Medical innovations and patient expectations are pushing healthcare toward personalized medicine. In orthopedics, the concept of patient-specific implants could be economically realized with the use of additive manufacturing. Knee and hip replacements are some of the most common musculoskeletal procedures performed in the United States. Joint replacement implants are typically offered in standard sizes and geometries. The mass customization of theses prostheses, however, can improve patient outcomes and reduce medical costs. Mass customization is not economically feasible with traditional manufacturing methods because of the high fixed tooling costs for each geometry. The freedom of design offered by additive manufacturing presents a viable production alternative for unique personal geometry. The objective of this paper is to develop two new analytic models that can be used to investigate a complex additive manufacturing supply chain. The focus of the model is to provide planning tools and a methodology for the direct production of customized orthopedic implants using electron beam melting, an additive manufacturing technology. First, a production model for an additive manufacturing-based system is created. Next, resource planning for a single customized implant system is performed using a simulation model. A queuing model is developed for rapid systems analysis. The staffing requirement predictions of the two models align closely for production of a singular, customized implant. A detailed systems analysis of an additive manufacturing supply chain is conducted to illustrate the use of these models. The queueing model is analytically tractable, so it is extended to describe the production of standard and customized versions of multiple implant families.

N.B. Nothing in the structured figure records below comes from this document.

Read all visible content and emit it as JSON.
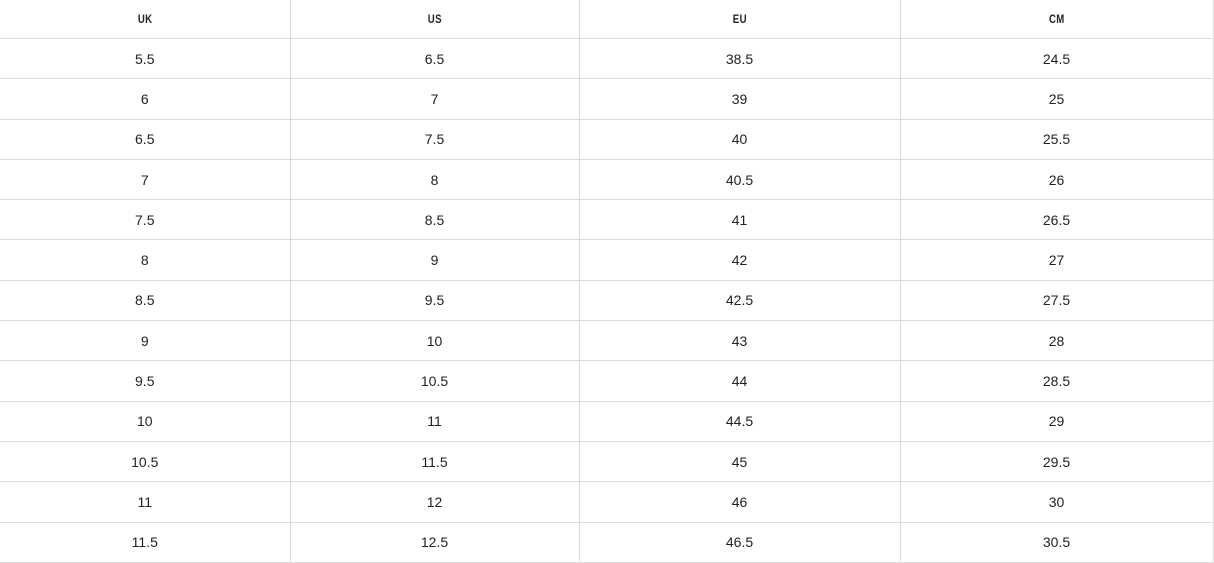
{
  "table": {
    "headers": [
      "UK",
      "US",
      "EU",
      "CM"
    ],
    "rows": [
      [
        "5.5",
        "6.5",
        "38.5",
        "24.5"
      ],
      [
        "6",
        "7",
        "39",
        "25"
      ],
      [
        "6.5",
        "7.5",
        "40",
        "25.5"
      ],
      [
        "7",
        "8",
        "40.5",
        "26"
      ],
      [
        "7.5",
        "8.5",
        "41",
        "26.5"
      ],
      [
        "8",
        "9",
        "42",
        "27"
      ],
      [
        "8.5",
        "9.5",
        "42.5",
        "27.5"
      ],
      [
        "9",
        "10",
        "43",
        "28"
      ],
      [
        "9.5",
        "10.5",
        "44",
        "28.5"
      ],
      [
        "10",
        "11",
        "44.5",
        "29"
      ],
      [
        "10.5",
        "11.5",
        "45",
        "29.5"
      ],
      [
        "11",
        "12",
        "46",
        "30"
      ],
      [
        "11.5",
        "12.5",
        "46.5",
        "30.5"
      ]
    ]
  }
}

医疗创新和患者期望正在推动医疗保健走向个性化医疗。在骨科领域，通过使用增材制造，可以经济地实现患者特定植入物的概念。膝关节和髋关节置换术是美国最常见的一些肌肉骨骼手术。关节置换植入物通常以标准尺寸和几何形状提供。然而，这些假肢的大规模定制可以改善患者的治疗效果并降低医疗成本。由于每种几何形状的固定工具成本很高，因此使用传统制造方法在经济上不可行大规模定制。增材制造提供的设计自由为独特的个人几何形状提供了可行的生产替代方案。本文的目的是开发两种新的分析模型，可用于研究复杂的增材制造供应链。该模型的重点是为使用电子束熔化（一种增材制造技术）直接生产定制骨科植入物提供规划工具和方法。首先，创建基于增材制造的系统的生产模型。接下来，使用模拟模型执行单个定制植入系统的资源规划。排队模型是为快速系统分析而开发的。两种模型的人员配备需求预测密切相关，以生产单一的、定制的植入物。对增材制造供应链进行了详细的系统分析，以说明这些模型的使用。